頭角を現した慶大卒のスター候補生・白村明弘 日本ハムの下剋上に貢献できるか

慶応高から慶大のエリートも順風満帆ではなかった野球人生

 リーグ最終戦となった5日の楽天戦では3番手で登板。1イニングを1安打無失点に封じ、プロ初勝利も飾った。

 先発、中継ぎ、抑え。現在のプロ野球界は完全分業制。ストッパーに求められる資質は多い。よく言われるのが空振りが取れること。そして変化球でもストライクが取れること。何より、強靱な精神力が必要とされる。

 緊迫した場面。抑えて当然の場面。自身の投球内容が勝敗に直結する場面。そんな土壇場を迎えてやっと“仕事場”に向かうのが守護神というポジション。プロとして、まだまだ発展途上とはいえ、大学時代にも抑えを経験している。白村への期待は大きい。

 投げるたびに結果が伴ってきた。日本ハムの黒木投手コーチは「順調? 今はいろんなことを試している段階。投げる場所も含めてです。でも、テンポがいいですよね」。手放しで絶賛することはない。ただ、表情は自然と緩む。まだプロ1年目。順調に1歩1歩、その道のスペシャリストへと続く階段を登っている。

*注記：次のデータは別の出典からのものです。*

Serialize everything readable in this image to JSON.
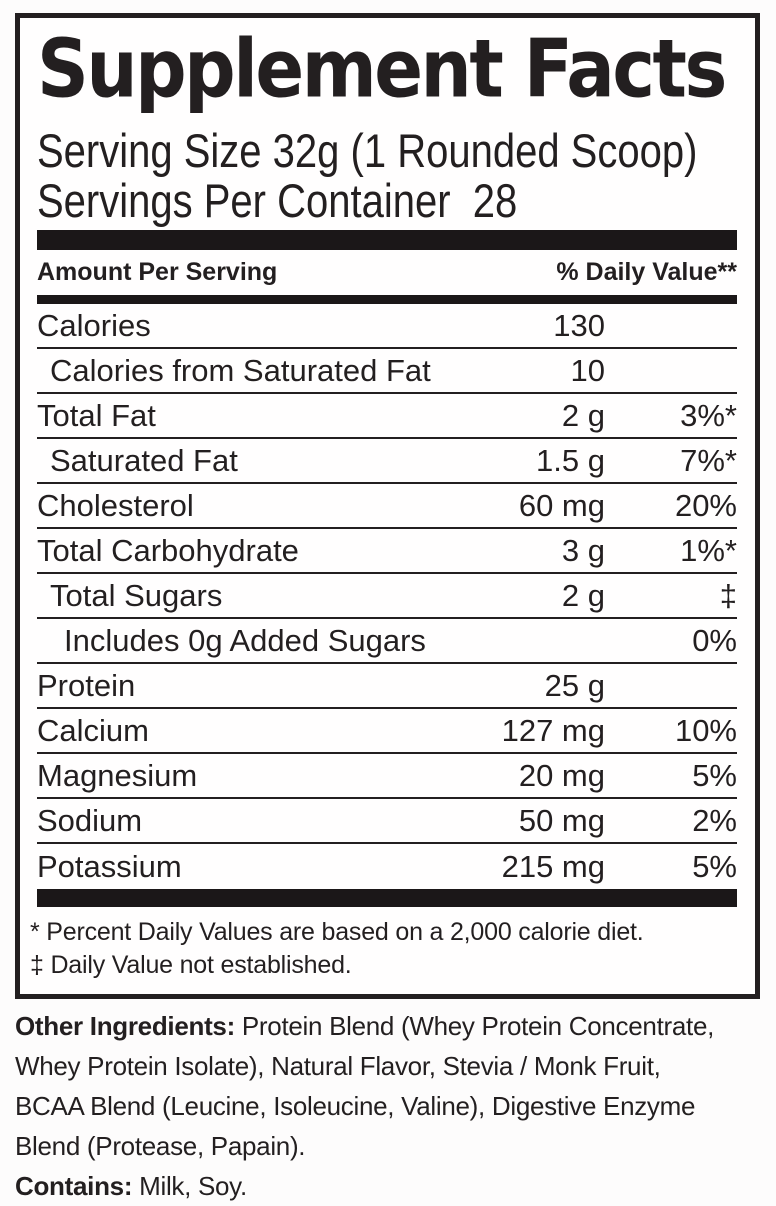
{
  "label": {
    "title": "Supplement Facts",
    "serving_size": "Serving Size 32g (1 Rounded Scoop)",
    "servings_per_container": "Servings Per Container  28",
    "header": {
      "amount_per_serving": "Amount Per Serving",
      "daily_value": "% Daily Value**"
    },
    "rows": [
      {
        "name": "Calories",
        "amount": "130",
        "dv": "",
        "indent": 0
      },
      {
        "name": "Calories from Saturated Fat",
        "amount": "10",
        "dv": "",
        "indent": 1
      },
      {
        "name": "Total Fat",
        "amount": "2 g",
        "dv": "3%*",
        "indent": 0
      },
      {
        "name": "Saturated Fat",
        "amount": "1.5 g",
        "dv": "7%*",
        "indent": 1
      },
      {
        "name": "Cholesterol",
        "amount": "60 mg",
        "dv": "20%",
        "indent": 0
      },
      {
        "name": "Total Carbohydrate",
        "amount": "3 g",
        "dv": "1%*",
        "indent": 0
      },
      {
        "name": "Total Sugars",
        "amount": "2 g",
        "dv": "‡",
        "indent": 1
      },
      {
        "name": "Includes 0g Added Sugars",
        "amount": "",
        "dv": "0%",
        "indent": 2
      },
      {
        "name": "Protein",
        "amount": "25 g",
        "dv": "",
        "indent": 0
      },
      {
        "name": "Calcium",
        "amount": "127 mg",
        "dv": "10%",
        "indent": 0
      },
      {
        "name": "Magnesium",
        "amount": "20 mg",
        "dv": "5%",
        "indent": 0
      },
      {
        "name": "Sodium",
        "amount": "50 mg",
        "dv": "2%",
        "indent": 0
      },
      {
        "name": "Potassium",
        "amount": "215 mg",
        "dv": "5%",
        "indent": 0
      }
    ],
    "footnotes": [
      "* Percent Daily Values are based on a 2,000 calorie diet.",
      "‡ Daily Value not established."
    ]
  },
  "ingredients": {
    "other_label": "Other Ingredients:",
    "other_line1_rest": " Protein Blend (Whey Protein Concentrate,",
    "other_line2": "Whey Protein Isolate), Natural Flavor, Stevia / Monk Fruit,",
    "other_line3": "BCAA Blend (Leucine, Isoleucine, Valine), Digestive Enzyme",
    "other_line4": "Blend (Protease, Papain).",
    "contains_label": "Contains:",
    "contains_rest": " Milk, Soy."
  },
  "colors": {
    "text": "#231f20",
    "bar": "#1b1718",
    "background": "#fdfcfc"
  }
}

 慶応高から慶大。経歴だけを見れば、エリートだ。だが、順風満帆ではなかった。肉体的、精神的な不調。そして肩のけが。恵まれた素質とは裏腹に大学時代、スポットライトが当たることは少なかった。それでもプロの道に足を踏み入れることができた。

 理想の投手を問われると即答した。「(現守護神の)増井さん。物怖じしないですよね。いつもあんな(緊迫した)場面で投げている。スゴいと思います」。その怖さを知っているからこそ、心から言える。そして自身の目指すべき所に、しっかりと照準を合わせているようだ。

 リーグ3位から日本一へ。日本ハムは下克上を目指す。打たれていい場面。消化試合など存在しない短期決戦。白村のマウンド度胸にも注目だ。